The proliferation of AI-based decision making will lead to a zero-sum writing culture. One good thing that can be said about writers is that they have no issues with jealousy or comparison. Ask a published author you meet at a bus stop for an introduction to his literary agent, and you will surely get one. In fact, he’ll dial her up and start a three-way call right there. Also, trivial slights never evolve into career-arresting grudges. That simply doesn’t happen in publishing. But all this would change if the industry became more, for lack of a better word… numerical. Imagine that Random House submits your manuscript to SudoGrade and you get a 99. Great! But that 99 means nothing unless someone else gets a 98. And did some jerk out there get 100? You’ll find this hard to believe, but this could keep authors awake at night. It’s best we not open this can of worms. Instead we must protect the pay-it-forward, everyone-helps-everyone culture of publishing that exists now.
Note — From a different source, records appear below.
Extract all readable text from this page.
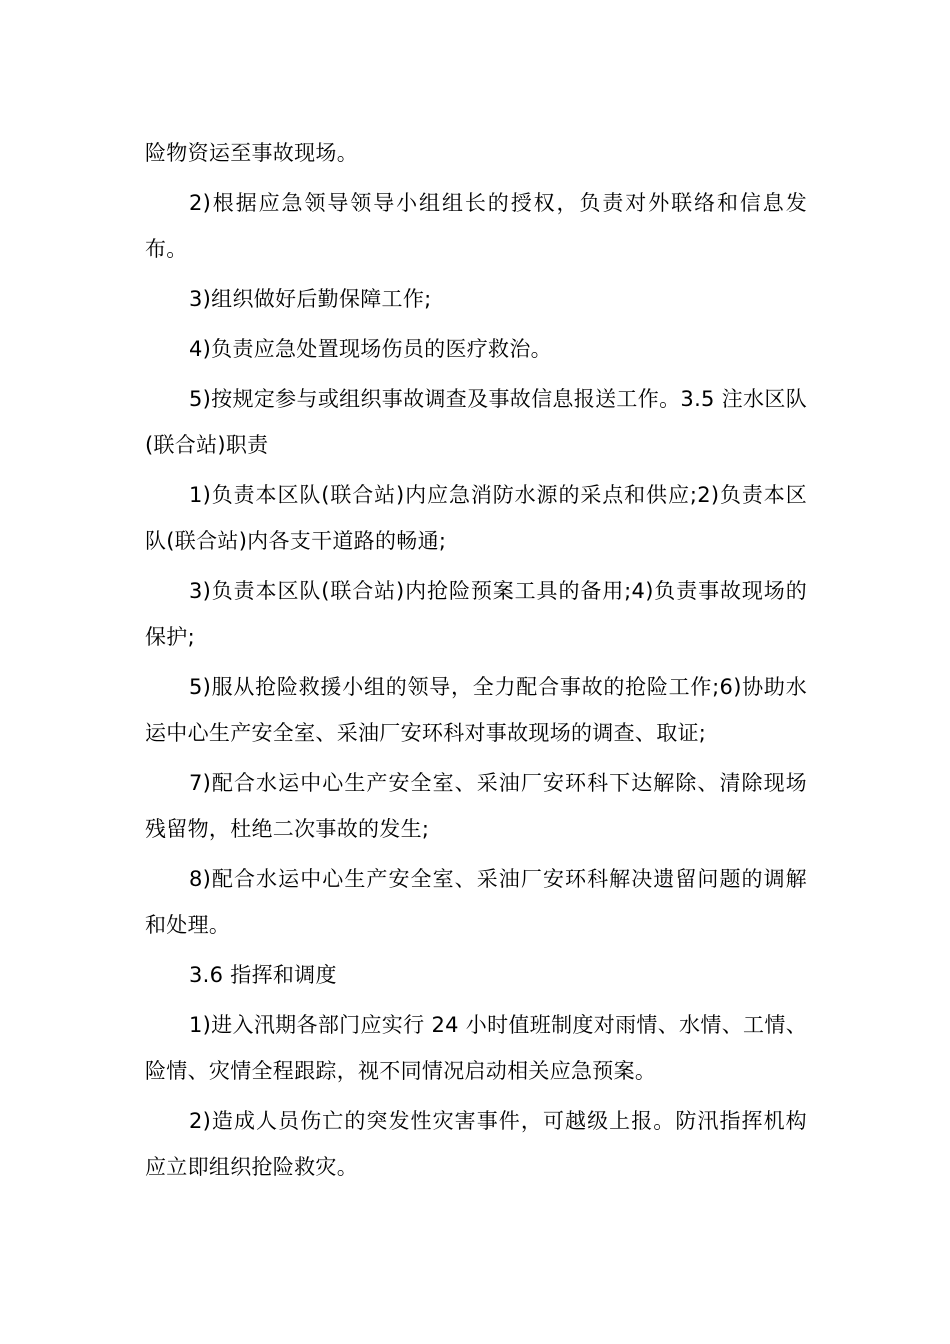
险物资运至事故现场。

2)根据应急领导领导小组组长的授权，负责对外联络和信息发布。

3)组织做好后勤保障工作;

4)负责应急处置现场伤员的医疗救治。

5)按规定参与或组织事故调查及事故信息报送工作。3.5 注水区队(联合站)职责

1)负责本区队(联合站)内应急消防水源的采点和供应;2)负责本区队(联合站)内各支干道路的畅通;

3)负责本区队(联合站)内抢险预案工具的备用;4)负责事故现场的保护;

5)服从抢险救援小组的领导，全力配合事故的抢险工作;6)协助水运中心生产安全室、采油厂安环科对事故现场的调查、取证;

7)配合水运中心生产安全室、采油厂安环科下达解除、清除现场残留物，杜绝二次事故的发生;

8)配合水运中心生产安全室、采油厂安环科解决遗留问题的调解和处理。

3.6 指挥和调度

1)进入汛期各部门应实行 24 小时值班制度对雨情、水情、工情、险情、灾情全程跟踪，视不同情况启动相关应急预案。

2)造成人员伤亡的突发性灾害事件，可越级上报。防汛指挥机构应立即组织抢险救灾。
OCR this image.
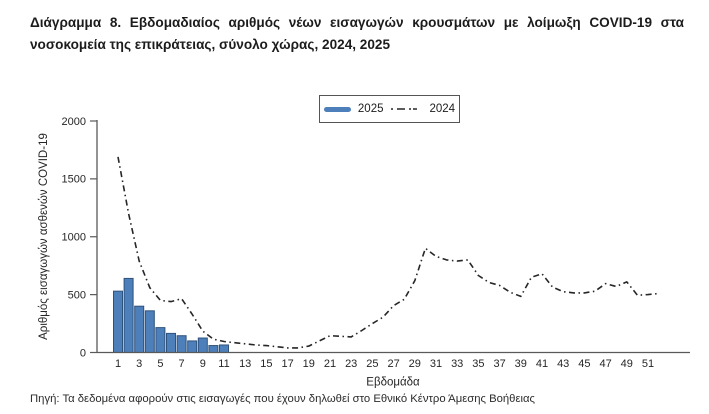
Διάγραμμα 8. Εβδομαδιαίος αριθμός νέων εισαγωγών κρουσμάτων με λοίμωξη COVID-19 στα νοσοκομεία της επικράτειας, σύνολο χώρας, 2024, 2025
2025	2024
0
500
1000
1500
2000
1 3 5 7 9 11 13 15 17 19 21 23 25 27 29 31 33 35 37 39 41 43 45 47 49 51
Εβδομάδα
Αριθμός εισαγωγών ασθενών COVID-19
Πηγή: Τα δεδομένα αφορούν στις εισαγωγές που έχουν δηλωθεί στο Εθνικό Κέντρο Άμεσης Βοήθειας
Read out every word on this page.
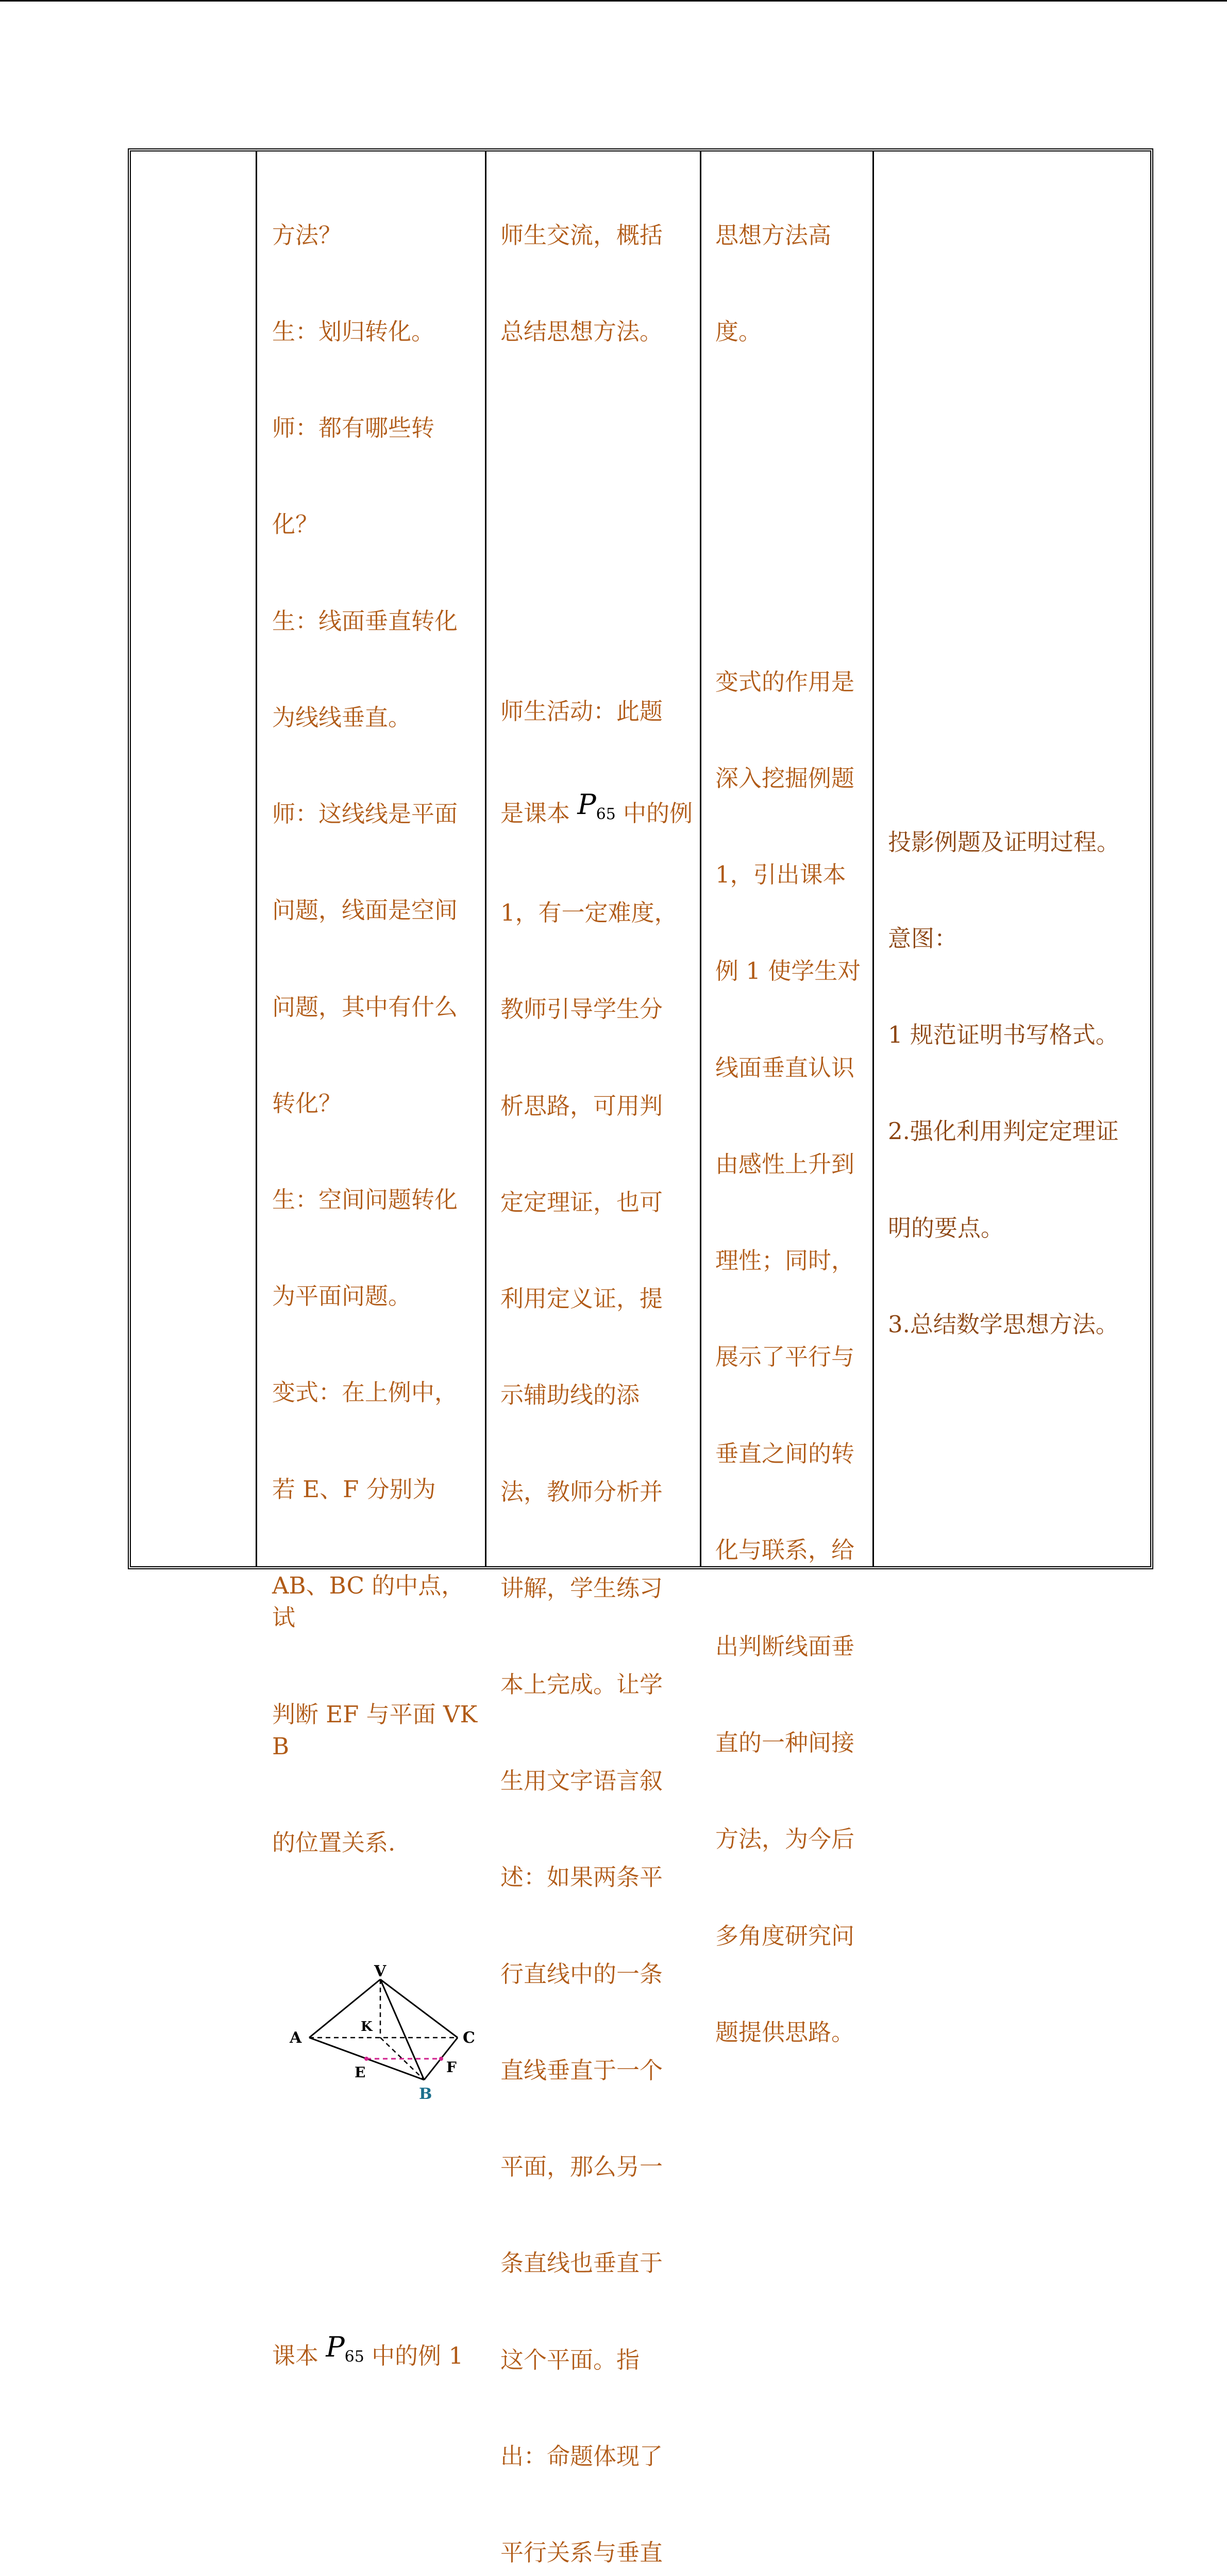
方法？

生：划归转化。

师：都有哪些转

化？

生：线面垂直转化

为线线垂直。

师：这线线是平面

问题，线面是空间

问题，其中有什么

转化？

生：空间问题转化

为平面问题。

变式：在上例中，

若 E、F 分别为

AB、BC 的中点，试

判断 EF 与平面 VKB

的位置关系.

V
A
K
C
E	F
B

课本 P65 中的例 1

师生交流，概括

总结思想方法。

师生活动：此题

是课本 P65 中的例

1，有一定难度，

教师引导学生分

析思路，可用判

定定理证，也可

利用定义证，提

示辅助线的添

法，教师分析并

讲解，学生练习

本上完成。让学

生用文字语言叙

述：如果两条平

行直线中的一条

直线垂直于一个

平面，那么另一

条直线也垂直于

这个平面。指

出：命题体现了

平行关系与垂直

思想方法高

度。

变式的作用是

深入挖掘例题

1，引出课本

例 1 使学生对

线面垂直认识

由感性上升到

理性；同时，

展示了平行与

垂直之间的转

化与联系，给

出判断线面垂

直的一种间接

方法，为今后

多角度研究问

题提供思路。

投影例题及证明过程。

意图：

1 规范证明书写格式。

2.强化利用判定定理证

明的要点。

3.总结数学思想方法。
It’s called “traditional publishing” because what’s traditional works. It was not an AI who signed Kafka. Do you think GPT-DifferenceEngine, with its sixty-six parameters stored in bronze cylinders, could have appreciated The Metamorphosis? No, the man hustled his way to fame, fortune, and a long life. John Kennedy Toole? Who would have heard of him, had it not been for the forward-thinking humans who immediately grasped what he was doing? Also, needless to say, traditional publishing only gets better every year—debut authors get more support, marketing budgets grow, and useless barriers are removed rather than added. An industry that so reliably gets everything right can afford no tinkering.
So please, for the love of God, put down that GPU and write the best damn query letter you can.